Nela, ainda criança, vi aquela mesma entidade, mesmo sem rosto, era a mesma, no entanto, lá estava com sua espada de ouro sendo fincada no coração de um sacerdote. Na missa, ainda com sete anos de idade, a criatura virou seus olhos para mim — olhos que estavam debaixo da escuridão, mas que decerto me viam, despindo-me a alma. E lembrei que a ela sorri. Tal verdade, no pântano de meu inconsciente, suscitara no fracasso de minha fé, pois vi tal entidade mórbida e para ela sorri como se eu a conhecesse, vinculando-me à sua atrocidade. Tal ser, com sangue em sua arma e mãos, viera até mim, em meio ao massacre, manchou-me o rosto de vívida seiva ao agachar-se para ficar à minha altura. Olhou-me nos olhos. Era ele. E sua escuridão fizera morada em mim, quando o fumo da morte me adentrou pela boca logo que o sangue manchou minha tez. Era ele. O mesmo que daquele horrendo massacre. Sob a verdade de que o sorri, de que não o temi e ele, ciente de tal sentimento genuíno, não me feriu. Há treze anos. 

Jamais serei perdoada pelo sentimento que brusco aflorou, tal negra magia, em meu espírito. Pela blasfêmia de minha pulcra idade e agora d’este tempo em que deveria resistir aos impulsos desprovidos de conhecimento; que agora me resplandece o discernimento que outrora eu não possuía, ainda assim, eis a verdade como um fender impiedoso de minhas vestes benzidas. Um elã singular cingiu-me o corpo ao ser deixado pela força manipuladora. “Eu amei… tuas sombras…” revelei, não mais aflita, resgatada ao sentimento primevo. A entidade levantou sua mão esquerda, n’um símbolo particular com seus dedos. 

“Da anima vieras, vestígio à nódoa, anima mácula, vestal amor, cultua-me e deflorarei” 

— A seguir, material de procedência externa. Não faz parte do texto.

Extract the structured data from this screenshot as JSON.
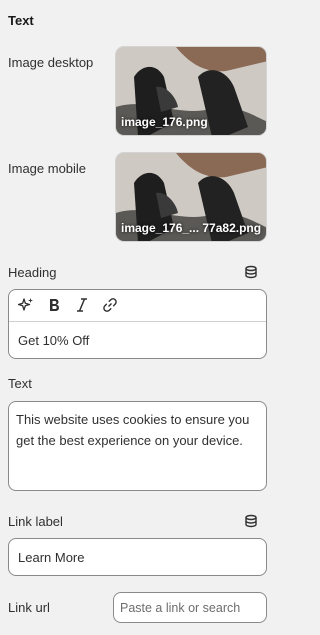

Embora tua língua antiga fosse ininteligível, de algum modo esclarecia meu peito cujo coração serenava. Logo, meu corpo tornou-se como, novamente, um títere, outra vez pela sua presença mórbida e minhas vestes se desintegraram em névoa sangrenta, meu corpo pôs-se desvelado em toda a pureza que possuía, ao que se refere à minha humanidade e não à minha alma já tão corrompida. A névoa escarlate passou a envolver-me a tensa tez e aos poucos adentrou-me inteiriçada, ascendendo-me uma sensação de luxúria fulminante. Minha pele rasgara-se, da virgindade outrora plena, e tive meus olhos revirados por um desejo pecador, onde meu corpo tremeluzia em prazer e a névoa atravessava meu ventre. A entidade tocou-me, por fim, o pescoço, e guiou-me à fenestra aberta, onde vi a lua, desta vez tão vermelha, e a neve tão pálida. Com sua descomunal força, agora física, com seu toque que doía cada centímetro de minha carne, a entidade debruçou-me à janela e tudo o que sei é da sensação lancinante de penetração lenta, perdurante, infindável, ao fundo do meu ventre, onde as sombras e a névoa sanguínea banhavam em fertilidade demoníaca. 

Penetrando-me, seus movimentos se tornavam violentos, da cruciante dor, uma vontade absurda por mais, mais aflição pungente que me embebia a ponto de minha saliva escapar pelos cantos dos lábios, os quais eu não podia fechar. Meus gemidos evadiam como um sopro, e meu corpo esmaecido era conduzido pelas mãos daquele que sempre amei na ojeriza de minhas promiscuidades subconscientes. Talvez para além da vida humana, tão antes de vir a nascer nas terras múrmuras. Seus sons eram símbolos do abismo, seu prazer era grosso em ódio e inefável crueza. Cada vez que o cume de sua rigidez me invadia, eu sentia a curvatura ríspida de seu membro em minha pele, próximo de meu abdômen, e escorria desse juramento entre sussurros inaudíveis feitos de ocultismo que jamais buscarei compreender, todo o meu olear translúcido, meu desejo desgraçado. Olhava para o templo enquanto era desonrada. 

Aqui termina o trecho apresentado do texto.